同時に真っ先にみんなのいる方へ走り出すポン太。
「おおっ、ポン太元気にしてたかー?よしよし」
すっかり顔を覚えたのか、優聖にも懐っこくすり寄るポン太。
優聖は嬉しそうにその頭を撫でた。
そして立ち上がり、葉月の方へ視線やる。ばっちりと目が合い葉月はハッとした。
「日高さん、んなとこで何ボーと突っ立てんですかー。はやくこっち来ればー」
「うぐ…」
葉月は渋々、みんなの集まる場所まで歩いた。
こんにちは~、といつものメンバーに挨拶をしつつもその目線は泳いでいる。
何を動揺してるんだ。これは好都合じゃないか。今この場に優聖がいるなら、直接断れるしラッキーというべきだ。
何も後ろめたさを感じることはない。よし。
自分に言い聞かせるように暗示した。
「日高さん、昨日のメール見ました?」
(うおおおっ、いきなり聞いてきた…!)
「あ、う、うん。見た」
「ちゃんと返信してくださいよ」
「忘れてた…」
「勉強教えてください」
「………」
再び、勉強教えてくださいコール。
「日高さん、南扇の先輩なわけだし」
「いやぁ、そうだけど…」
「俺、超バカなんで勉強全然できないんですよ。家で勉強してても一人じゃ分んねーし俺の周りも馬鹿だしで。日高さんしか頼れないっつーか」
「…赤点一枚でも取ったら補習だよね」
「はい」
「南扇、補習めっちゃ厳しいよ…」
「それは知らなかったっす。補習やなんで教えてくれませんか勉強」
一応、後輩にあたる子だ。
そんな後輩からの必死の頼み。いや、別に必死でもないけど。
「…でも私もそんな頭よくないから」
「え!葉月ちゃんすごく勉強できるじゃない!」
「え」
「うお、まじっすか…!」
二人の会話を聞いていたおばさんの一人が言った言葉に優聖は目を輝かせた。
一方、葉月は顔を青ざめている。
「ほんとほんと~!葉月ちゃん、学生時代はいつも試験後にここ来るたんびにテストの点数自慢してたもの~。
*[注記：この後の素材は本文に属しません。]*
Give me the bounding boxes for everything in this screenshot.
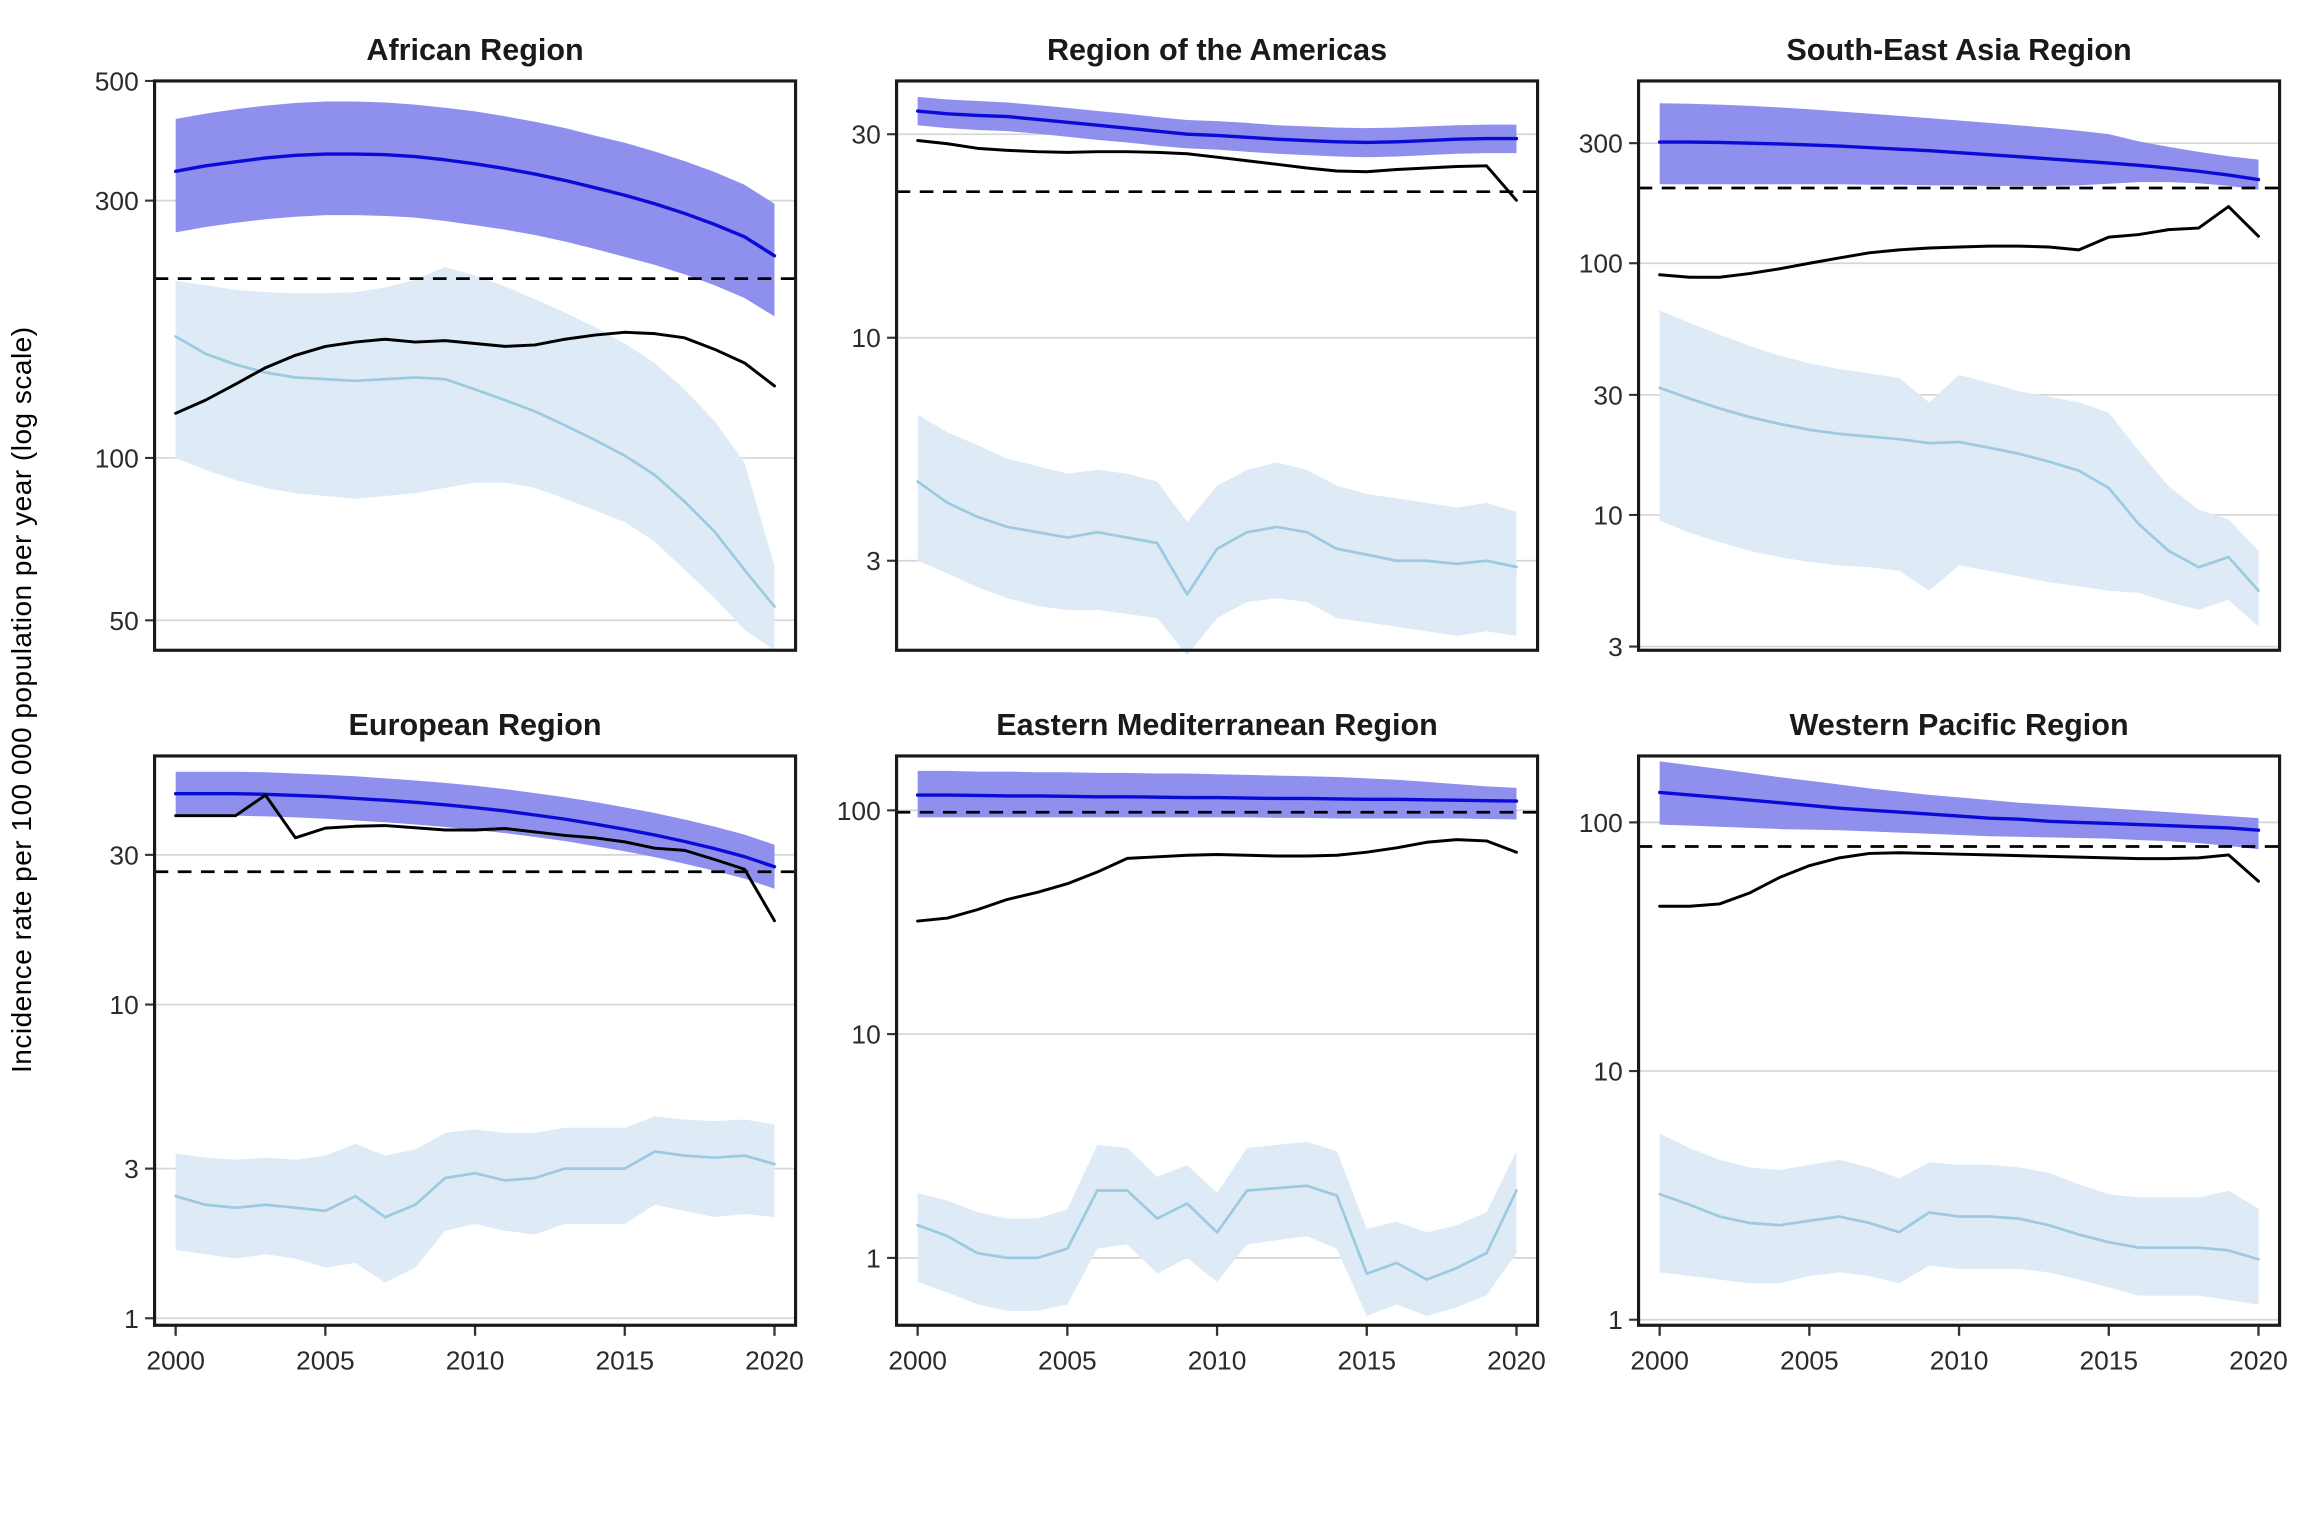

ねぇ葉月ちゃん」
「川野さん余計なこと言わないで~…!」
「え?どうして?誇らしい話じゃない」
うわぁぁ、これはもう断れなくなりそうだ…。
葉月は頭を抱えたくなった。
「じゃあさっそく今週の土曜とかどうですか」
「いやあの私まだ勉強教えるとは言ってないん……だけど……うん、もういいや…土曜で大丈夫です…」
この断れない空気というか圧力みたいなものを感じて、もう頷く他無かった。
二人で会うっていったって勉強を教えるだけだし、構えることなんて無いだろう。